Future Tense

Will Libraries Outlive Books?: A Future Tense Event Recap

Daniel M. Russell, Deborah Jacobs, Richard Reyes-Gavilan, and Justin Peters discuss the future of libraries.

Photo courtesy of Simone McPhail/New America

A prophecy: By the year 2100, libraries will be both highly distributed and deeply connected, sharing a single collection as they work to meet the emerging demands of their individual communities.

This was the story that James O’Donnell, university librarian at Arizona State University, told at “Will Libraries Outlive Books?”, a Future Tense event held in Washington, D.C., on Nov. 12. It was also a story that O’Donnell and his fellow panelists would complicate and challenge over the course of a far-ranging dialog.

As the lexicographer Jesse Sheidlower, who kicked off the evening, observed, we tend to associate the term library with books. This connection makes it difficult to imagine an affirmative answer to the event’s titular question. But library isn’t etymologically related to books at all, deriving instead from a Latin word for the smooth inner bark of a tree. It was, in this sense, a thing on which one might write rather than a storehouse of what had already been written. Whatever they become, he proposed, libraries will retain that original implication, always “spaces for creation or curiosity,” even if they leave the books behind.

Provocative as this proposal sounds, most of the participants in the event agreed. During the first of the evening’s two panels, Deborah Jacobs, director of the Global Libraries Initiative at the Bill and Melinda Gates Foundation, remarked that it’s important not to lose ourselves in nostalgic ideas of what a library is or should be. (Disclosure: Deborah Jacobs is my mother.) Gesturing to the Aspen Institute’s recent report on public libraries, she insisted that we need to hold ourselves accountable for the institutions we fund by more actively engaging with them.

To Jacobs’ mind, this means spending time in libraries and learning more about the ways people actually take advantage of them. When we demand that libraries maintain print collections no one actually uses, we limit their ability to adapt and grow, potentially denying them a meaningful future in the process. Jacobs and her fellow panelists went on to argue that libraries should be in the business of meeting community needs, whatever those needs might entail.

Stressing the deep historical roots of this obligation, Richard Reyes-Gavilan, executive director of the D.C. Public Library, reminded the audience that the Carnegie libraries, thousands of which were built throughout the world starting in the late 19th century, were originally intended to give their patrons “a leg up,” not just to offer them something to read. But those long-standing commitments don’t mean that libraries can’t change with the times: As Miguel Figueroa, director of the Center for the Future of Libraries, noted, librarians are no longer in the business of prescribing the values of the communities they serve. Where they once furnished resources, their task today may have more to do with helping library users make sense of the plentiful materials already available to them.

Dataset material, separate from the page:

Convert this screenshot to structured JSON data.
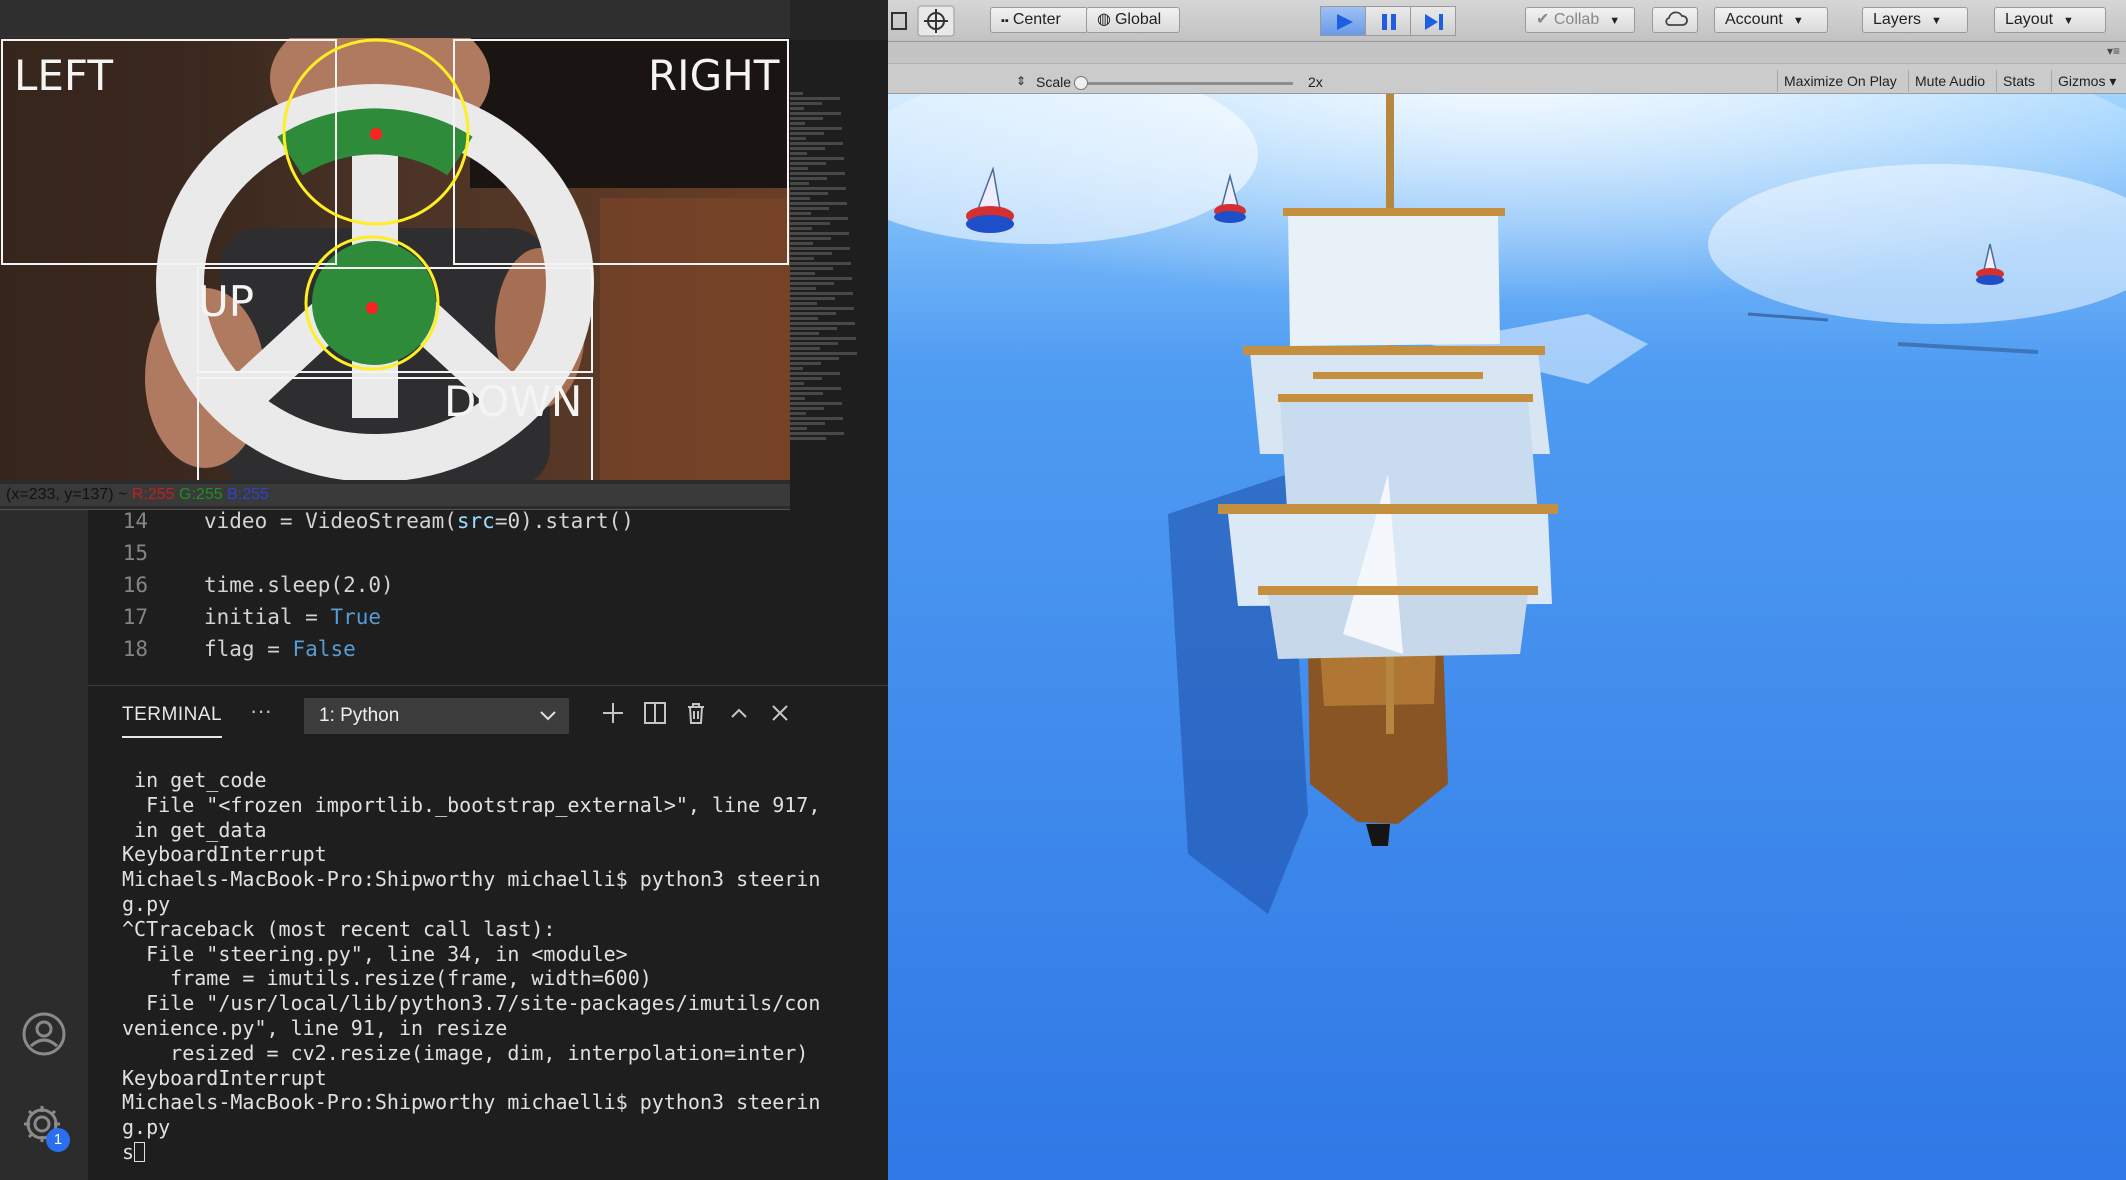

Building on this line of thinking, Google’s Daniel M. Russell insisted that helping communities cultivate information literacy today will be key to the library of tomorrow. The more knowledge we have access to, the harder it becomes to sort through it. Helping people overcome this difficulty will count among the key tasks of librarians. This will be the case even if, as Elizabeth Merritt, director of the Center for the Future of Museums, warned, we lack the resources to sustain truly comprehensive collections in 100 years. If so—and perhaps even if not—it will be all the more urgent for librarians to become, as O’Donnell put it, something like Jedi knights, a combination of “wizards and coaches.”

Regardless, the spaces that librarians work out of will continue to shape the work they do, though they also need not limit themselves to traditional facilities. “There needs to be a boundless library that isn’t about the building at all,” Jacobs said. This captured a general sentiment that we must think broadly about what a library is or can be. Still, as Merritt suggested, there may be something seductive on a fundamentally human level about the grand spaces libraries sometimes occupy. More important, though, Russell proposed, may be their status as “a third place.” Neither home nor work, they serve as meeting grounds, venues for, in O’Donnell’s phrase, “collaboration, community, and even conspiracy.”

Predicting what libraries will be like in a century is difficult in part because it inevitably devolves into speculation about what people will be like in a century. Indeed, the panelists jointly hinted that the real task of libraries—now and later—is to help us forge our own futures. There is, in any case, no single future for libraries. They are, Figueroa observed, adaptive institutions, powerful precisely because they are never tied to a single trajectory.